Aber eigentlich, das zeigt auch diese Ausstellung, gibt es im klassischen Katastrophengenre kein wirkliches Ende, sondern eher die Rettung oder Erlösung. In ihren Stationen versucht die Ausstellung, die Dramaturgie des Katastrophenkinos, zumindest des konventionellen, nachzuzeichnen, fast wie im Aktschema einer Tragödie, mit der Zeichnung einer Idylle (damit die Fallhöhe umso größer ist), den Warnsignalen, der Katastrophe, den Rettungsbemühungen und dem Neuanfang, ganz signifikant zu sehen etwa in W. S. Van Dykes »San Francisco« (1936), in dem die Überlebenden des Erdbebens von 1906 singend auf die rauchende und zerstörte Stadt zugehen.
Das Team um die Ausstellungsmacherin Stefanie Plappert hat beim Design viel Holz verwendet, vielleicht auch, um Vorstellungen vom Leben danach zu beflügeln. Auf einer Großbildleinwand laufen Ausschnitte, das von Frost überzogene New York in »The Day After,« die Fluten aus »2012«, »Noah« und »Deep Impact«, der Hochhausbrand in Flammendes Inferno, der heranwabernde Meteorit in »Melancholia«, aber auch Exzerpte aus unbekannteren Werken wie »The Day the Earth Caught Fire« oder »Take Shelter«.

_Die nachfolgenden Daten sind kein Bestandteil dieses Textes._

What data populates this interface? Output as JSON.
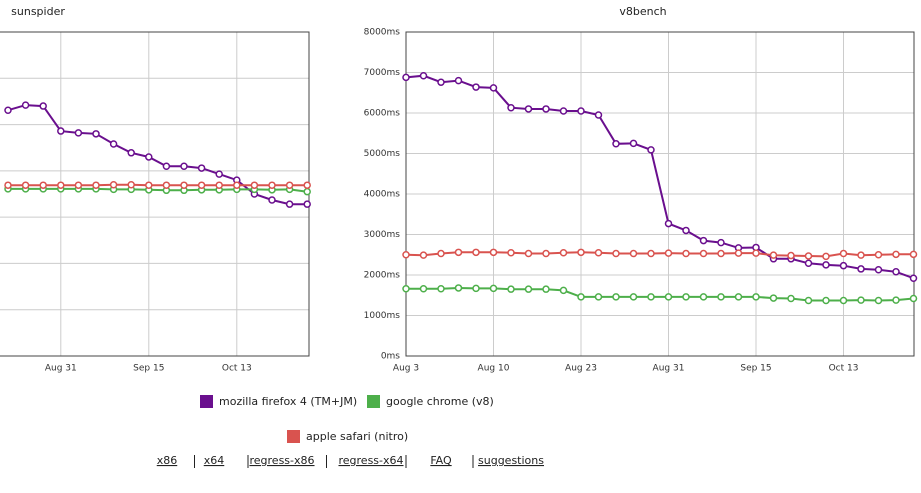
{
  "chart_data": [
    {
      "type": "line",
      "title": "sunspider",
      "categories": [
        null,
        null,
        null,
        "Aug 31",
        null,
        null,
        null,
        null,
        "Sep 15",
        null,
        null,
        null,
        null,
        "Oct 13",
        null,
        null,
        null,
        null
      ],
      "ylim": [
        0,
        7
      ],
      "yticks": [
        0,
        1,
        2,
        3,
        4,
        5,
        6,
        7
      ],
      "ytick_labels": false,
      "grid": true,
      "series": [
        {
          "color": "#6a0f8e",
          "values": [
            5.31,
            5.42,
            5.4,
            4.86,
            4.82,
            4.8,
            4.58,
            4.39,
            4.3,
            4.1,
            4.1,
            4.06,
            3.93,
            3.8,
            3.5,
            3.37,
            3.28,
            3.28
          ]
        },
        {
          "color": "#4daf4a",
          "values": [
            3.61,
            3.61,
            3.61,
            3.61,
            3.61,
            3.61,
            3.6,
            3.6,
            3.59,
            3.58,
            3.58,
            3.59,
            3.59,
            3.6,
            3.6,
            3.59,
            3.6,
            3.55
          ]
        },
        {
          "color": "#d9534f",
          "values": [
            3.69,
            3.69,
            3.69,
            3.69,
            3.69,
            3.69,
            3.7,
            3.7,
            3.69,
            3.69,
            3.69,
            3.69,
            3.69,
            3.69,
            3.69,
            3.69,
            3.69,
            3.69
          ]
        }
      ]
    },
    {
      "type": "line",
      "title": "v8bench",
      "categories": [
        "Aug 3",
        null,
        null,
        null,
        null,
        "Aug 10",
        null,
        null,
        null,
        null,
        "Aug 23",
        null,
        null,
        null,
        null,
        "Aug 31",
        null,
        null,
        null,
        null,
        "Sep 15",
        null,
        null,
        null,
        null,
        "Oct 13",
        null,
        null,
        null,
        null
      ],
      "ylim": [
        0,
        8000
      ],
      "yticks": [
        {
          "value": 0,
          "label": "0ms"
        },
        {
          "value": 1000,
          "label": "1000ms"
        },
        {
          "value": 2000,
          "label": "2000ms"
        },
        {
          "value": 3000,
          "label": "3000ms"
        },
        {
          "value": 4000,
          "label": "4000ms"
        },
        {
          "value": 5000,
          "label": "5000ms"
        },
        {
          "value": 6000,
          "label": "6000ms"
        },
        {
          "value": 7000,
          "label": "7000ms"
        },
        {
          "value": 8000,
          "label": "8000ms"
        }
      ],
      "ytick_labels": true,
      "grid": true,
      "series": [
        {
          "name": "mozilla firefox 4 (TM+JM)",
          "color": "#6a0f8e",
          "values": [
            6880,
            6920,
            6760,
            6800,
            6640,
            6620,
            6130,
            6100,
            6100,
            6050,
            6050,
            5950,
            5240,
            5250,
            5090,
            3270,
            3100,
            2850,
            2800,
            2670,
            2680,
            2400,
            2400,
            2290,
            2250,
            2230,
            2150,
            2130,
            2080,
            1920
          ]
        },
        {
          "name": "google chrome (v8)",
          "color": "#4daf4a",
          "values": [
            1660,
            1660,
            1660,
            1680,
            1670,
            1670,
            1650,
            1650,
            1650,
            1620,
            1460,
            1460,
            1460,
            1460,
            1460,
            1460,
            1460,
            1460,
            1460,
            1460,
            1460,
            1430,
            1420,
            1370,
            1370,
            1370,
            1380,
            1370,
            1380,
            1420
          ]
        },
        {
          "name": "apple safari (nitro)",
          "color": "#d9534f",
          "values": [
            2500,
            2490,
            2530,
            2560,
            2560,
            2560,
            2550,
            2530,
            2530,
            2550,
            2560,
            2550,
            2530,
            2530,
            2530,
            2540,
            2530,
            2530,
            2530,
            2540,
            2540,
            2490,
            2480,
            2470,
            2460,
            2530,
            2490,
            2500,
            2510,
            2510
          ]
        }
      ]
    }
  ],
  "links": [
    "x86",
    "x64",
    "regress-x86",
    "regress-x64",
    "FAQ",
    "suggestions"
  ]
}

Eine konventionelle Filmausstellung, die etwa Exponate zur Produktionsgeschichte präsentiert, darf man nicht erwarten – auch wenn »Katastrophe« solche Materialien durchaus zeigt. Aber diese Art Ausstellung hat man in den Filmmuseen auch schon oft gesehen. »Katastrophe« nähert sich dem Gegenstand gewissermaßen interdisziplinär: Wissenschaftlerinnen und Wissenschaftler des Frankfurter Naturmuseums Senckenberg geben Auskunft etwa über die ganz reale Bedrohung des Klimawandels (der ja in vielen historischen Filmen vorkommt). Und Irina Ruf analysiert den Film »Jurassic Park«, dessen Saurier durchaus realistisch gezeichnet seien, ihre Erzeugung allerdings nicht.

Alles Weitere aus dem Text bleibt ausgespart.